Friday, February 19, 2010

Stop thinking outside the box

Reviewed a presentation today, with multiple presenters. What a surprise - PowerPoint was abused (again). I wrote "Dodging the Bullet Points" which has helped many presenters raise their presentation standards, to avoid exactly these sort of painful experiences.

Anyway, rather than bore you by discussing the usual amateurish visuals, the real lesson is from the accompanying speeches.

Presenters used well-worn (worn-out?) buzzwords and phrases as if they were on the leading edge of management theory. "Thinking outside the box", and quoting Steven Covey isn't cutting it for me any more.

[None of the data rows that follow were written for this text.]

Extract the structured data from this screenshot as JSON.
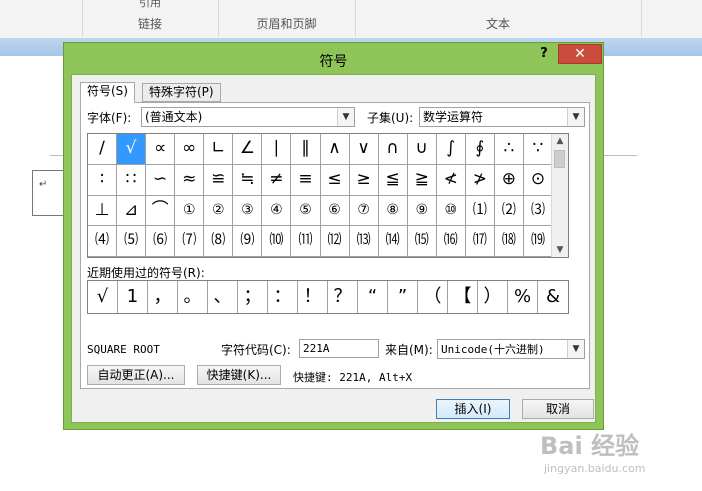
{
  "ribbon": {
    "groups": [
      {
        "label": "",
        "top": ""
      },
      {
        "label": "链接",
        "top": "引用"
      },
      {
        "label": "页眉和页脚",
        "top": ""
      },
      {
        "label": "文本",
        "top": ""
      },
      {
        "label": "",
        "top": ""
      }
    ]
  },
  "document": {
    "paragraph_mark": "↵"
  },
  "dialog": {
    "title": "符号",
    "help": "?",
    "close": "✕",
    "tabs": [
      "符号(S)",
      "特殊字符(P)"
    ],
    "font_label": "字体(F):",
    "font_value": "(普通文本)",
    "subset_label": "子集(U):",
    "subset_value": "数学运算符",
    "symbols": [
      "∕",
      "√",
      "∝",
      "∞",
      "∟",
      "∠",
      "∣",
      "∥",
      "∧",
      "∨",
      "∩",
      "∪",
      "∫",
      "∮",
      "∴",
      "∵",
      "∶",
      "∷",
      "∽",
      "≈",
      "≌",
      "≒",
      "≠",
      "≡",
      "≤",
      "≥",
      "≦",
      "≧",
      "≮",
      "≯",
      "⊕",
      "⊙",
      "⊥",
      "⊿",
      "⌒",
      "①",
      "②",
      "③",
      "④",
      "⑤",
      "⑥",
      "⑦",
      "⑧",
      "⑨",
      "⑩",
      "⑴",
      "⑵",
      "⑶",
      "⑷",
      "⑸",
      "⑹",
      "⑺",
      "⑻",
      "⑼",
      "⑽",
      "⑾",
      "⑿",
      "⒀",
      "⒁",
      "⒂",
      "⒃",
      "⒄",
      "⒅",
      "⒆"
    ],
    "recent_label": "近期使用过的符号(R):",
    "recent": [
      "√",
      "1",
      "，",
      "。",
      "、",
      "；",
      "：",
      "！",
      "？",
      "“",
      "”",
      "（",
      "【",
      "）",
      "%",
      "&"
    ],
    "char_name": "SQUARE ROOT",
    "char_code_label": "字符代码(C):",
    "char_code_value": "221A",
    "from_label": "来自(M):",
    "from_value": "Unicode(十六进制)",
    "autocorrect_button": "自动更正(A)...",
    "shortcut_button": "快捷键(K)...",
    "shortcut_text": "快捷键: 221A, Alt+X",
    "insert_button": "插入(I)",
    "cancel_button": "取消"
  },
  "watermark": {
    "main": "Bai 经验",
    "sub": "jingyan.baidu.com"
  }
}
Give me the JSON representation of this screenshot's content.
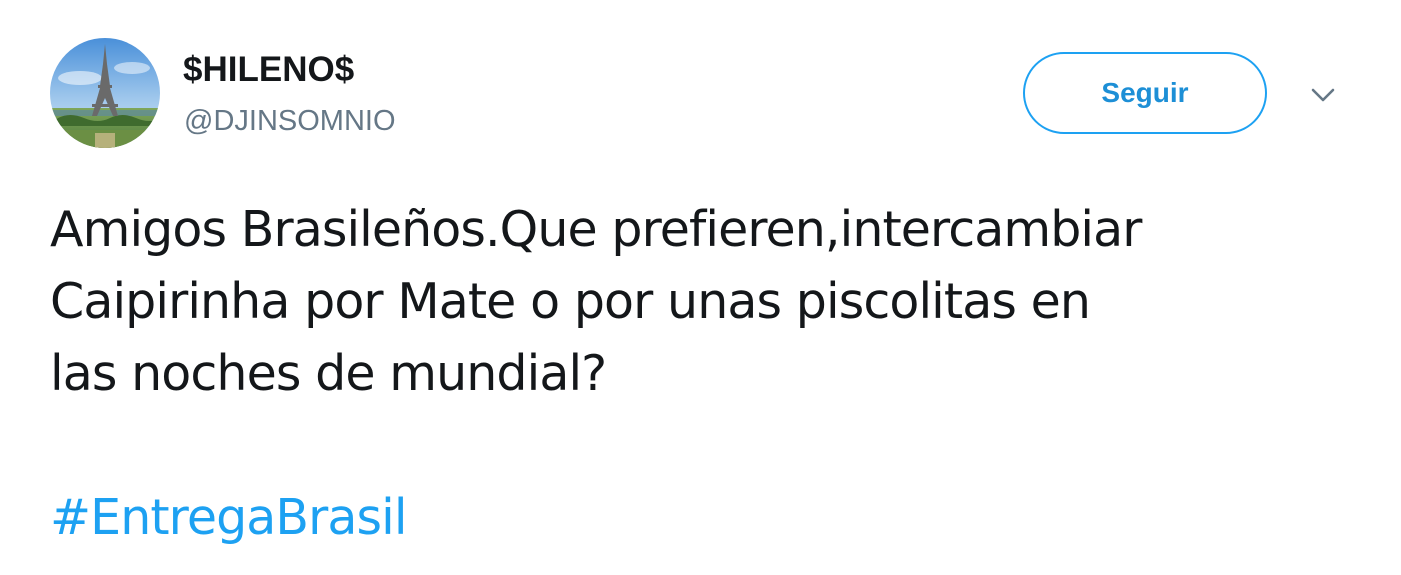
{
  "tweet": {
    "author": {
      "display_name": "$HILENO$",
      "username": "@DJINSOMNIO",
      "avatar_icon": "eiffel-tower-avatar"
    },
    "follow_button_label": "Seguir",
    "menu_icon": "chevron-down-icon",
    "text_lines": [
      "Amigos Brasileños.Que prefieren,intercambiar",
      "Caipirinha por Mate o por unas piscolitas en",
      "las noches de mundial?"
    ],
    "hashtag": "#EntregaBrasil"
  },
  "colors": {
    "accent": "#1da1f2",
    "text": "#14171a",
    "secondary_text": "#657786"
  }
}
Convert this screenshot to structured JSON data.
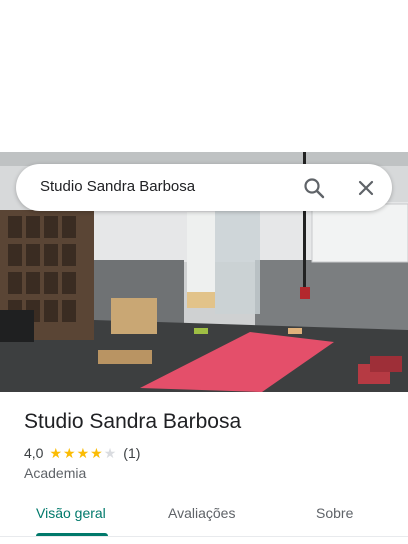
{
  "search": {
    "query": "Studio Sandra Barbosa"
  },
  "place": {
    "title": "Studio Sandra Barbosa",
    "rating": "4,0",
    "stars_filled": 4,
    "stars_total": 5,
    "review_count": "(1)",
    "category": "Academia"
  },
  "tabs": [
    {
      "label": "Visão geral",
      "active": true
    },
    {
      "label": "Avaliações",
      "active": false
    },
    {
      "label": "Sobre",
      "active": false
    }
  ],
  "colors": {
    "accent": "#00796b",
    "star": "#fbbc04",
    "star_empty": "#dadce0"
  },
  "icons": {
    "search": "search-icon",
    "close": "close-icon"
  }
}
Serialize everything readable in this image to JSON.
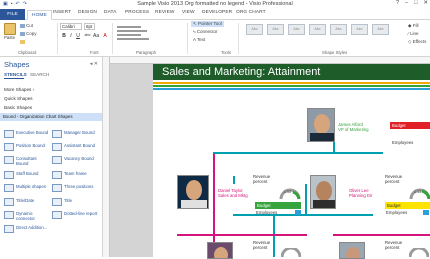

It doesn't matter how convincingly you say it.

Where on earth have you been for the past ten, fifteen or more years, if you still think that "Thinking outside the box" is going to impress your audience?

Therefore, in your next speech:
1. Take some time to select contemporary quotes from the media or Internet.
2. Read a book published in this century.
3. Ask a trusted advisor to review your slides, to make sure that you are not still "Thinking outside the box"

Needless to say, most of the presenters were oblivious to the time restrictions on the presentation, and kept on quoting Old Dead White Guys (like Churchill) to a young, multi-cultural audience long after their allotted time had come and gone.

The only saving grace was the final presenter who acknowledged the time and cut short her segment of the presentation in an attempt to get the show back on the road. This is what speakers should do - paraphrase your segment of the presentation without making a big deal of it.